Renzi’s suggestion drew swift rebukes from German Finance Minister Wolfgang Schaeuble and European Commission Vice President Siim Kallas, in press conferences after today’s meetings in Brussels. Renzi “knows very well that he has to deliver structural reforms,” Schaeuble said.
Even Italian Finance Minister Pier Carlo Padoan backed away from the plan, speaking to reporters at the start of Italy’s six months holding the EU presidency. Echoing Kallas, Padoan said “spending is spending, period” and talks are just beginning on how the EU can balance its need to boost growth measures against its fiscal safeguards.
The back-and-forth showed Italy’s efforts to push back against austerity policies are in disarray after Padoan was unable to endorse his boss’s policy initiative. Speaking in Venice today, Renzi said he’ll push for spending on digital infrastructure to be excluded from calculations of deficit limits.
“I am learning about Prime Minister Renzi’s statement now,” Padoan said at a press conference in Brussels. “I just know that there’s full agreement within the government on the fact that growth needs to be pursued with all available instruments within existing rules.”
‘Debt Is Debt’
Renzi’s idea won’t work, said Kallas, interim holder of the economic and monetary affairs portfolio.
“What to do with this budget deficit is another issue, but expenditures cannot be excluded from the budget deficit calculations -- this is something fundamental,” Kallas said. “There cannot be bad and good expenditures. Expenditures are expenditures, debt is debt.”
As today’s meetings wrapped up, ministers released a “growth and reforms” statement that promised a renewed effort to promote investment and assess the impact of structural reforms and budget rules. The statement was a watered-down version of Italy’s earlier draft, seen by Bloomberg News, that called for an emphasis on both public and private investment.
Euro-area finance ministers yesterday signaled a willingness to give governments extra leeway so long as they take measures to fix their economies. Still, Schaeuble today emphasized that doesn’t give governments a reason not to meet budget targets.
“Structural reform is not an excuse or an alternative for ongoing fiscal consolidation,” Schaeuble said during public debate as finance ministers met today in Brussels.
Euro-area nations tightened their budget rules during the financial crisis in a bid to win back investor confidence after five nations in the currency zone were forced to seek bailouts. Portugal, Ireland and Spain have since exited their bailouts, while Cyprus and Greece have begun to test the waters with new debt offerings.
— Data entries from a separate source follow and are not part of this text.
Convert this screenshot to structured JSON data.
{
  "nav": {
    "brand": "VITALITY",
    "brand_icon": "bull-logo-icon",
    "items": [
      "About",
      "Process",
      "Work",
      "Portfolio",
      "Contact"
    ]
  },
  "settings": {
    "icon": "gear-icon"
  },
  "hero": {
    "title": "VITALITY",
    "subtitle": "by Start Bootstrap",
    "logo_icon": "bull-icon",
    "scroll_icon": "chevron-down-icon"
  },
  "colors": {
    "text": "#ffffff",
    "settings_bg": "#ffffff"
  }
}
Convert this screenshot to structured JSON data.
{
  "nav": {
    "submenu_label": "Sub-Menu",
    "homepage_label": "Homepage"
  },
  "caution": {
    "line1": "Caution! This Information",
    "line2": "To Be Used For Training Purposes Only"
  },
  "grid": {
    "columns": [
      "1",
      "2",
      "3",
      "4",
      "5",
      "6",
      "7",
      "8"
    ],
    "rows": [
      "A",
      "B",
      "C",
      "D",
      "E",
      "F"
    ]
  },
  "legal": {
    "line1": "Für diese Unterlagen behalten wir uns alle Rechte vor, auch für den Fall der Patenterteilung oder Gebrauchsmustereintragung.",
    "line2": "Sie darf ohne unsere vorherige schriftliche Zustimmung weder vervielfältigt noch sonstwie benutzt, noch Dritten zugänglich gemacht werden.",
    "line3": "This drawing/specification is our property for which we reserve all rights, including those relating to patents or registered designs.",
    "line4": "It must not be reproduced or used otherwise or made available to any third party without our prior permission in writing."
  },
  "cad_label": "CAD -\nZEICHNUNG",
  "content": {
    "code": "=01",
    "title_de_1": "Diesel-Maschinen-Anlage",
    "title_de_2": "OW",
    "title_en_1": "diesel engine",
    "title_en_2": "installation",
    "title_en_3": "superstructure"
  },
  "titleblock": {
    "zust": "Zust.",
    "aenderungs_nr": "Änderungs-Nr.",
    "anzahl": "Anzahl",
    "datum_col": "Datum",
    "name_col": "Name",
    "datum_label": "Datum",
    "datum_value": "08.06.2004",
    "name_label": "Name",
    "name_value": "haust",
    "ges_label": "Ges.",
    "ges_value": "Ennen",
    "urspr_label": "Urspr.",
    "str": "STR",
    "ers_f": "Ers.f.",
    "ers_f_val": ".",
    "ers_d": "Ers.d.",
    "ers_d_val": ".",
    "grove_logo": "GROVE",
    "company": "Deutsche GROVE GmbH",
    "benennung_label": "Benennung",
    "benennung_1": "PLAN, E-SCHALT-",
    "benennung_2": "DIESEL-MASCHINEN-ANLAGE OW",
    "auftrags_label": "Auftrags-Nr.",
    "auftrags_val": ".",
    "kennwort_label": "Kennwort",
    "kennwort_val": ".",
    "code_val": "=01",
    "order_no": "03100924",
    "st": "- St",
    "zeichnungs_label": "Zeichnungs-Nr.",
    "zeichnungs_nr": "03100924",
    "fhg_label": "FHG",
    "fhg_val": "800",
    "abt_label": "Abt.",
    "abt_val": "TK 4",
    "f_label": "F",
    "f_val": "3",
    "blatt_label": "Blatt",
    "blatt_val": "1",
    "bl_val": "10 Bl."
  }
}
The average yield to maturity on euro-area government bonds fell to an all-time low of 1.32 percent last month, according to Bank of America Merrill Lynch’s Euro Government Index. Still, such bond-market blessings don’t mean nations are in the clear given the fragile economic recovery and borrowing needs ahead.
With Italy at the helm until the end of the year, the member states are debating what sort of flexibility might be available under the existing budget rules. Dutch Finance Minister Jeroen Dijsselbloem suggested that countries that deliver up-front reforms should benefit from looser fiscal constraints after Italy and France pushed for more flexibility on German-inspired austerity rules.
“If there are really structural reforms, front-loaded, not just promised but delivered, with real impact on the budget, that could actually allow a country more time,” said Dijsselbloem, who leads the euro-area finance ministers’ group.